The very first cable channel just for kids debuted on April 1st, 1979. After its humble beginnings to showcase an educational TV show called Pinwheel for young children, Nickelodeon became the go-to source of entertainment for a whole generation.
Let’s take a stroll down a bright orange memory lane and look at some of the highs, lows, and surprising behind-the-scenes secrets.
What Was Slime Made From?
Let’s get the big question out of the way first: what was Slime made out of? The answer is… it depends. Different eras of the network made their Slime using varying ingredients. The earliest slime–seen on the Canadian sketch comedy show You Can’t Do That on Television–was a mix of baby shampoo, Cream of Wheat, and food coloring. Other recipes included applesauce or gelatin. Marc Summers claims that the Slime on Double Dare was a mix of applesauce, oatmeal, vanilla pudding, and food coloring.
All the recipes for Slime were technically edible–but would you really want to eat any of them? Tragically, the Slime Geyser at Nickelodeon Studios spewed its last gout of green goo in 2005 when the place closed down.
So Many Channels, So Little Time
Ever eager to expand their brand and drill down to target specific audiences, Nickelodeon’s parent company, Viacom, spun off multiple channels and programming blocks from the original network.
First, there was Nick at Nite, a programming block of vintage sitcoms that began airing “after hours” starting in 1985. The classic TV block aired when kids were supposed to be in bed, recycling programs such as The Donna Reed Show that would have been familiar from their parents’ childhoods at the time.
Not long after that, the network tried out Nick Jr. on weekday mornings to appeal to preschool kids. Noggin was their educational brand, which was eventually rebranded as The N and then spun off with TEENick to be a standalone channel aimed at–you guessed it–teenagers. By segmenting their program blocks, Nick executives were able to deliver the exact demographics that advertisers wanted to reach.
What Is a Nickelodeon?
The name of the network, which was almost always referred to as Nick for short, is kind of a mouthful.
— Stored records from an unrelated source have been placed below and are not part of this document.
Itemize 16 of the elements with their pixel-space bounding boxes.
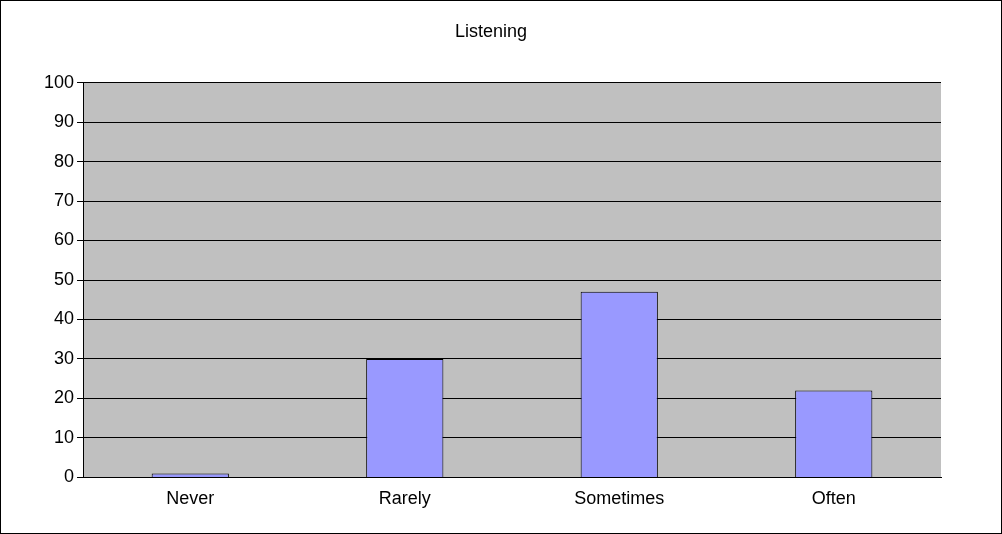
y-tick-label: 20: [54, 387, 75, 408]
x-tick-label: Rarely: [378, 488, 431, 509]
y-tick-label: 70: [54, 190, 75, 211]
y-tick-label: 30: [54, 347, 75, 368]
x-tick-label: Sometimes: [574, 488, 665, 509]
x-tick-label: Often: [811, 488, 856, 509]
y-tick-label: 90: [54, 111, 75, 132]
y-tick-label: 60: [54, 229, 75, 250]
y-tick-label: 40: [54, 308, 75, 329]
y-tick-label: 10: [54, 426, 75, 447]
y-tick-label: 100: [43, 71, 75, 92]
y-tick-label: 0: [64, 466, 75, 487]
y-tick-label: 50: [54, 268, 75, 289]
chart-title: Listening: [454, 20, 528, 41]
x-tick-label: Never: [166, 488, 215, 509]
y-tick-label: 80: [54, 150, 75, 171]
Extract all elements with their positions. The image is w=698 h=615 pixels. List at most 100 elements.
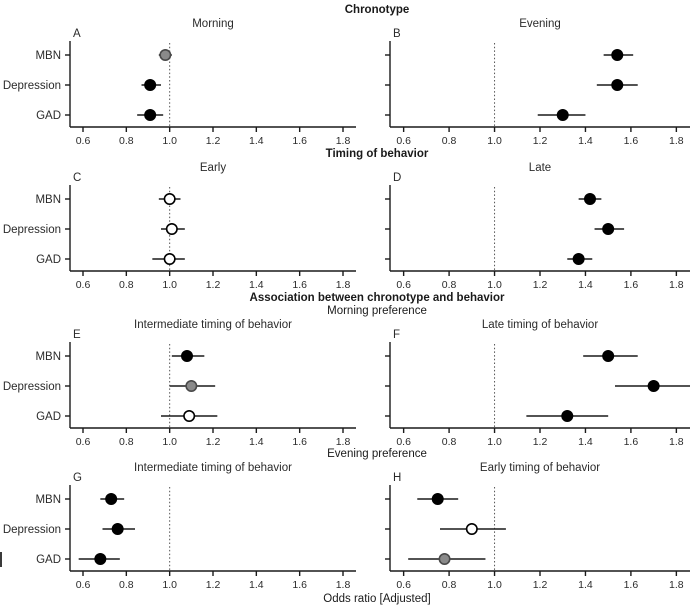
x-tick-label: 1.2 — [206, 279, 221, 291]
x-tick-label: 1.0 — [487, 579, 502, 591]
panel-row-timing-of-behavior: Early C 0.6 0.8 1.0 1.2 1.4 1.6 1.8 MBN Depression… — [0, 161, 698, 291]
panel-f-late-timing-forest: Late timing of behavior F 0.6 0.8 1.0 1.2 1.4 1… — [385, 319, 690, 448]
panel-title: Evening — [519, 18, 561, 30]
category-label: MBN — [35, 351, 61, 363]
or-marker-open — [465, 522, 478, 535]
x-tick-label: 1.8 — [669, 135, 684, 147]
x-tick-label: 1.6 — [292, 436, 307, 448]
x-tick-label: 0.6 — [396, 436, 411, 448]
x-tick-label: 1.4 — [249, 436, 264, 448]
or-marker-black — [572, 253, 585, 266]
panel-title: Morning — [192, 18, 234, 30]
x-tick-label: 1.2 — [533, 579, 548, 591]
section-header-association: Association between chronotype and behav… — [249, 292, 505, 304]
x-tick-label: 0.6 — [396, 135, 411, 147]
section-header-chronotype: Chronotype — [344, 4, 410, 16]
or-marker-black — [584, 192, 597, 205]
x-tick-label: 0.8 — [119, 579, 134, 591]
or-marker-gray — [159, 48, 172, 61]
x-tick-label: 1.6 — [292, 279, 307, 291]
x-tick-label: 1.6 — [292, 579, 307, 591]
panel-letter: A — [73, 28, 81, 40]
category-label: GAD — [36, 411, 61, 423]
panel-title: Early timing of behavior — [480, 462, 600, 474]
panel-e-intermediate-timing-forest: Intermediate timing of behavior E 0.6 0.8 1.… — [3, 319, 356, 448]
or-marker-black — [647, 379, 660, 392]
x-tick-label: 0.6 — [76, 579, 91, 591]
x-tick-label: 1.2 — [533, 279, 548, 291]
category-label: GAD — [36, 554, 61, 566]
x-tick-label: 1.2 — [206, 436, 221, 448]
x-tick-label: 1.2 — [206, 135, 221, 147]
x-tick-label: 1.2 — [533, 436, 548, 448]
subsection-header-morning-preference: Morning preference — [327, 305, 427, 317]
x-tick-label: 1.4 — [249, 579, 264, 591]
category-label: MBN — [35, 194, 61, 206]
or-marker-black — [556, 109, 569, 122]
x-tick-label: 1.8 — [336, 279, 351, 291]
x-tick-label: 1.4 — [578, 135, 593, 147]
panel-letter: F — [393, 329, 400, 341]
category-label: Depression — [3, 224, 61, 236]
x-tick-label: 1.0 — [487, 135, 502, 147]
x-tick-label: 0.6 — [396, 279, 411, 291]
panel-title: Late timing of behavior — [482, 319, 599, 331]
x-tick-label: 1.0 — [162, 279, 177, 291]
category-label: GAD — [36, 110, 61, 122]
category-label: GAD — [36, 254, 61, 266]
panel-title: Intermediate timing of behavior — [134, 319, 292, 331]
x-tick-label: 1.6 — [292, 135, 307, 147]
x-tick-label: 0.6 — [396, 579, 411, 591]
x-tick-label: 1.6 — [624, 279, 639, 291]
category-label: MBN — [35, 50, 61, 62]
or-marker-open — [163, 192, 176, 205]
panel-letter: D — [393, 172, 401, 184]
x-tick-label: 1.0 — [162, 436, 177, 448]
clipped-character-artifact — [0, 552, 2, 567]
panel-d-late-forest: Late D 0.6 0.8 1.0 1.2 1.4 1.6 1.8 — [385, 162, 690, 291]
x-tick-label: 0.6 — [76, 279, 91, 291]
x-tick-label: 1.0 — [162, 135, 177, 147]
x-tick-label: 1.6 — [624, 135, 639, 147]
or-marker-black — [144, 109, 157, 122]
x-tick-label: 0.8 — [119, 135, 134, 147]
panel-g-intermediate-timing-forest: Intermediate timing of behavior G 0.6 0.8 1.… — [3, 462, 356, 591]
x-tick-label: 1.8 — [336, 579, 351, 591]
or-marker-black — [431, 492, 444, 505]
or-marker-gray — [438, 553, 451, 566]
x-tick-label: 1.8 — [336, 436, 351, 448]
or-marker-gray — [185, 379, 198, 392]
x-tick-label: 1.4 — [249, 135, 264, 147]
or-marker-black — [611, 48, 624, 61]
x-tick-label: 0.8 — [442, 135, 457, 147]
or-marker-black — [602, 349, 615, 362]
panel-h-early-timing-forest: Early timing of behavior H 0.6 0.8 1.0 1.2 1.4… — [385, 462, 690, 591]
panel-letter: B — [393, 28, 401, 40]
or-marker-open — [163, 253, 176, 266]
x-tick-label: 1.0 — [162, 579, 177, 591]
or-marker-black — [94, 553, 107, 566]
x-tick-label: 1.0 — [487, 436, 502, 448]
x-tick-label: 0.8 — [119, 279, 134, 291]
or-marker-black — [105, 492, 118, 505]
x-tick-label: 1.2 — [533, 135, 548, 147]
x-tick-label: 0.6 — [76, 436, 91, 448]
or-marker-black — [111, 522, 124, 535]
panel-a-morning-forest: Morning A 0.6 0.8 1.0 1.2 1.4 1.6 1.8 MBN Depressi… — [3, 18, 356, 147]
category-label: Depression — [3, 381, 61, 393]
or-marker-black — [611, 78, 624, 91]
or-marker-black — [181, 349, 194, 362]
category-label: MBN — [35, 494, 61, 506]
x-tick-label: 1.4 — [578, 579, 593, 591]
x-tick-label: 0.8 — [442, 579, 457, 591]
x-tick-label: 0.6 — [76, 135, 91, 147]
panel-row-morning-preference: Intermediate timing of behavior E 0.6 0.8 1.… — [0, 318, 698, 448]
panel-row-chronotype: Morning A 0.6 0.8 1.0 1.2 1.4 1.6 1.8 MBN Depressi… — [0, 17, 698, 147]
x-axis-label: Odds ratio [Adjusted] — [323, 593, 431, 605]
x-tick-label: 1.2 — [206, 579, 221, 591]
or-marker-black — [561, 410, 574, 423]
x-tick-label: 0.8 — [442, 279, 457, 291]
panel-letter: G — [73, 472, 82, 484]
x-tick-label: 1.8 — [669, 436, 684, 448]
x-tick-label: 1.8 — [336, 135, 351, 147]
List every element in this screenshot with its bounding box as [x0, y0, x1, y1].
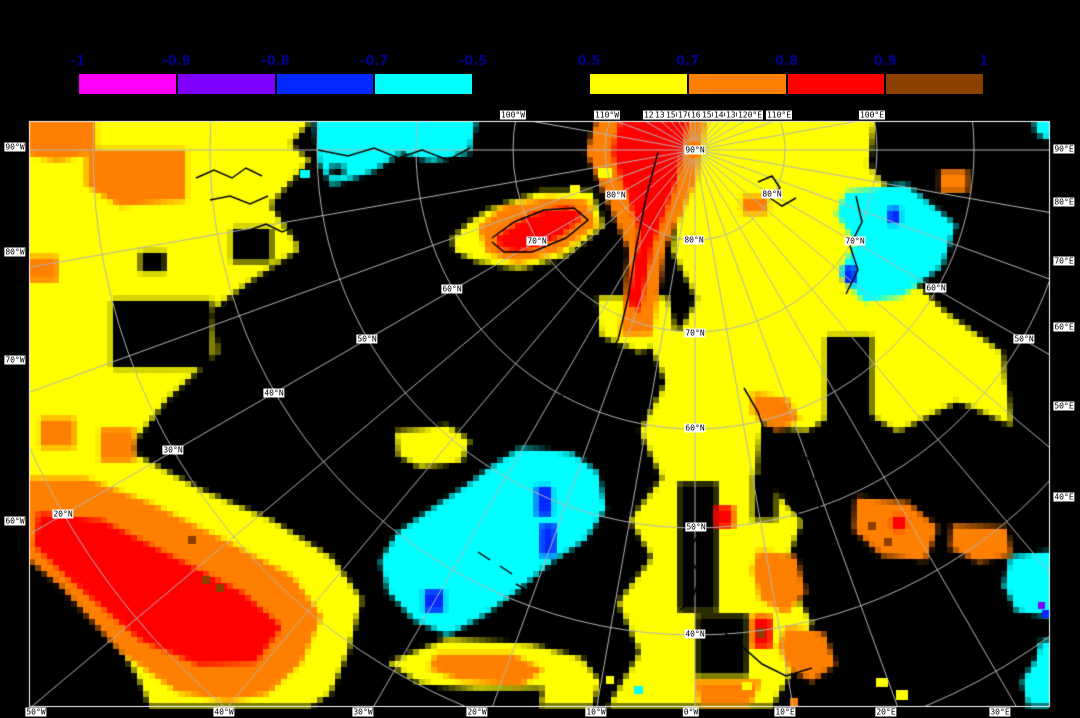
- graticule-label-50N-12: 50°N: [685, 522, 707, 532]
- graticule-label-70N-5: 70°N: [844, 236, 866, 246]
- edge-label-bottom-7: 20°E: [875, 707, 897, 717]
- edge-label-right-3: 60°E: [1053, 322, 1075, 332]
- edge-label-top-11: 110°E: [765, 110, 793, 120]
- edge-label-top-1: 110°W: [593, 110, 621, 120]
- edge-label-top-0: 100°W: [499, 110, 527, 120]
- edge-label-left-1: 80°W: [4, 247, 26, 257]
- graticule-label-40N-13: 40°N: [263, 388, 285, 398]
- graticule-label-30N-15: 30°N: [162, 445, 184, 455]
- edge-label-right-1: 80°E: [1053, 197, 1075, 207]
- colorbar-negative-tick-0: -1: [70, 54, 86, 69]
- edge-label-bottom-6: 10°E: [774, 707, 796, 717]
- colorbar-negative-segment-0: [78, 73, 177, 95]
- colorbar-positive: [589, 73, 984, 95]
- edge-label-right-4: 50°E: [1053, 401, 1075, 411]
- edge-label-bottom-5: 0°W: [682, 707, 700, 717]
- colorbar-positive-segment-1: [687, 73, 787, 95]
- edge-label-bottom-8: 30°E: [989, 707, 1011, 717]
- colorbar-positive-tick-2: 0.8: [774, 54, 799, 69]
- graticule-label-50N-10: 50°N: [356, 334, 378, 344]
- colorbar-positive-segment-0: [589, 73, 688, 95]
- graticule-label-80N-1: 80°N: [605, 190, 627, 200]
- edge-label-left-3: 60°W: [4, 516, 26, 526]
- colorbar-positive-segment-2: [786, 73, 886, 95]
- edge-label-right-5: 40°E: [1053, 492, 1075, 502]
- edge-label-bottom-1: 40°W: [213, 707, 235, 717]
- colorbar-negative-tick-1: -0.9: [162, 54, 191, 69]
- colorbar-negative-segment-3: [374, 73, 473, 95]
- edge-label-top-12: 100°E: [858, 110, 886, 120]
- graticule-label-60N-8: 60°N: [925, 283, 947, 293]
- colorbar-positive-tick-0: 0.5: [577, 54, 601, 69]
- edge-label-left-0: 90°W: [4, 142, 26, 152]
- edge-label-bottom-4: 10°W: [585, 707, 607, 717]
- colorbar-positive-tick-1: 0.7: [676, 54, 700, 69]
- edge-label-left-2: 70°W: [4, 355, 26, 365]
- colorbar-positive-tick-3: 0.9: [873, 54, 897, 69]
- edge-label-bottom-3: 20°W: [466, 707, 488, 717]
- colorbar-negative-tick-3: -0.7: [360, 54, 389, 69]
- colorbar-negative-tick-2: -0.8: [261, 54, 290, 69]
- edge-label-top-10: 120°E: [736, 110, 764, 120]
- colorbar-negative-tick-4: -0.5: [458, 54, 488, 69]
- edge-label-bottom-2: 30°W: [352, 707, 374, 717]
- colorbar-positive-tick-4: 1: [979, 54, 989, 69]
- graticule-label-20N-16: 20°N: [52, 509, 74, 519]
- graticule-label-80N-2: 80°N: [761, 189, 783, 199]
- graticule-label-60N-9: 60°N: [684, 423, 706, 433]
- graticule-label-80N-3: 80°N: [683, 235, 705, 245]
- graticule-label-70N-4: 70°N: [526, 236, 548, 246]
- colorbar-positive-segment-3: [885, 73, 984, 95]
- graticule-label-60N-7: 60°N: [441, 284, 463, 294]
- colorbar-negative-segment-1: [176, 73, 276, 95]
- colorbar-negative-segment-2: [275, 73, 375, 95]
- graticule-label-90N-0: 90°N: [684, 145, 706, 155]
- edge-label-bottom-0: 50°W: [25, 707, 47, 717]
- edge-label-right-0: 90°E: [1053, 144, 1075, 154]
- graticule-label-50N-11: 50°N: [1013, 334, 1035, 344]
- colorbar-negative: [78, 73, 473, 95]
- graticule-label-70N-6: 70°N: [684, 328, 706, 338]
- edge-label-right-2: 70°E: [1053, 256, 1075, 266]
- graticule-label-40N-14: 40°N: [684, 629, 706, 639]
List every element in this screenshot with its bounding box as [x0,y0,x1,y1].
The name comes from the very first type of movie theater, which cost a nickel to access back in the early 1900s. The Odeon part of the word comes from the Greek word for a theater. The original nickelodeons showed short silent films–often accompanied by a live piano–to millions of Americans every single week.
The Glory of SNICK
For my generation, there was no greater entertainment than SNICK, Nick’s Saturday night primetime block. It lasted from 1992 to 2005, airing a teen-friendly Saturday Night Live-style variety show called Roundhouse and the near-legendary Are You Afraid of the Dark?
The programming block also aired reruns of Clarissa Explains It All and The Ren & Stimpy Show during the early years, eventually swapping out The Adventures of Pete & Pete, Kenan and Kel, and The Secret World of Alex Mack, among other classics of 90s TV.
Fun fact: I went to college with Larisa Oleynik (Alex Mack), and she was lovely!
Whatever Happened to Marc Summers?
Nickelodeon created some of the greatest game shows of all time: Double Dare, Legends of the Hidden Temple, and GUTS. At its height of popularity, Double Dare was the most-watched daily show on cable TV. Who among us didn’t imagine competing in the cheesy, bizarre challenges alongside our families?
Marc Summers, the charismatic host of Double Dare and later What Would You Do?, publicly announced that he has obsessive-compulsive disorder. He managed the mental health condition–which is still poorly understood by the public at large–but ended up losing his hosting gig on Hollywood Squares after he went public.
Summers later survived leukemia–including a misdiagnosis that he had just six months to live–and a devastating taxi accident that damaged his vision in one eye. Despite these challenges, Summers went on to host over 300 episodes of Unwrapped for the Food Network.
Can Nickelodeon Make a Comeback?
It’s no secret that Nickelodeon has fallen a long way from its glory days. While I remember Salute Your Shorts, Hey Dude, and Doug fondly, I aged out of Nickelodeon’s target demographic a couple of decades ago. I missed out on later shows like VicTORIous, Avatar, or SpongeBob SquarePants. Since then, Nick has taken fewer risks–including turning down a pitch for Adventure Time as being “too weird.”
Cartoon Network became the go-to channel for oddball animation, while Disney continues to dominate live-action programming for kids and tweens. Can Nick regain their dominance of that market? Honestly, I’m not so sure. Kids are making their own micro-TV shows on TikTok or watching creator-produced content on YouTube.
But if Nickelodeon ran non-stop reruns of their 80s and 90s shows–a Nick at Nite for the generation that grew up with the original slate of programming–it might just pull me back in. Luckily, you can get something pretty darn close to that experience on the NickRewind YouTube channel! If you’d rather binge-watch your favorites, Paramount+ announced that they have the streaming rights to a ton of classic 90s content from Nickelodeon.